ECLI:NL:RVS:2024:1126
Raad van State
- Voorlopige voorziening
- Rechtspraak.nl
Voorlopige voorziening in asielzaak na niet in behandeling nemen aanvraag verblijfsvergunning
Op 18 maart 2024 heeft de voorzieningenrechter van de Afdeling bestuursrechtspraak van de Raad van State uitspraak gedaan in een zaak betreffende een verzoek om voorlopige voorziening. De vreemdeling had op 7 november 2023 een aanvraag ingediend voor een verblijfsvergunning asiel voor bepaalde tijd, maar deze aanvraag werd door de staatssecretaris van Justitie en Veiligheid niet in behandeling genomen. De vreemdeling heeft hiertegen beroep aangetekend bij de rechtbank Den Haag, die op 12 maart 2024 het beroep gegrond verklaarde en het besluit van de staatssecretaris vernietigde, met de bepaling dat de rechtsgevolgen daarvan geheel in stand blijven. De vreemdeling heeft vervolgens hoger beroep ingesteld en verzocht om een voorlopige voorziening, zodat zijn voorgenomen overdracht op 19 maart 2024 zou worden uitgesteld.

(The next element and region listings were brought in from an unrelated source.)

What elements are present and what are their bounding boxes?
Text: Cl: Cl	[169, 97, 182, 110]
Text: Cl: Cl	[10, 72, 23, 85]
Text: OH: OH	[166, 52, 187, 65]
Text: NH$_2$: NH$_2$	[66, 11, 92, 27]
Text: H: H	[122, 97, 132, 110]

De voorzieningenrechter overwoog dat de hogerberoepstermijn nog niet was verstreken en dat er aanleiding was om een voorlopige voorziening te treffen. De voorzieningenrechter besloot dat de voorgenomen overdracht van de vreemdeling op 19 maart 2024 achterwege moest blijven. Daarnaast werd de staatssecretaris veroordeeld tot vergoeding van de proceskosten van de vreemdeling, die op € 875,00 werden vastgesteld, geheel toe te rekenen aan door een derde beroepsmatig verleende rechtsbijstand. Deze beslissing werd openbaar uitgesproken op 18 maart 2024.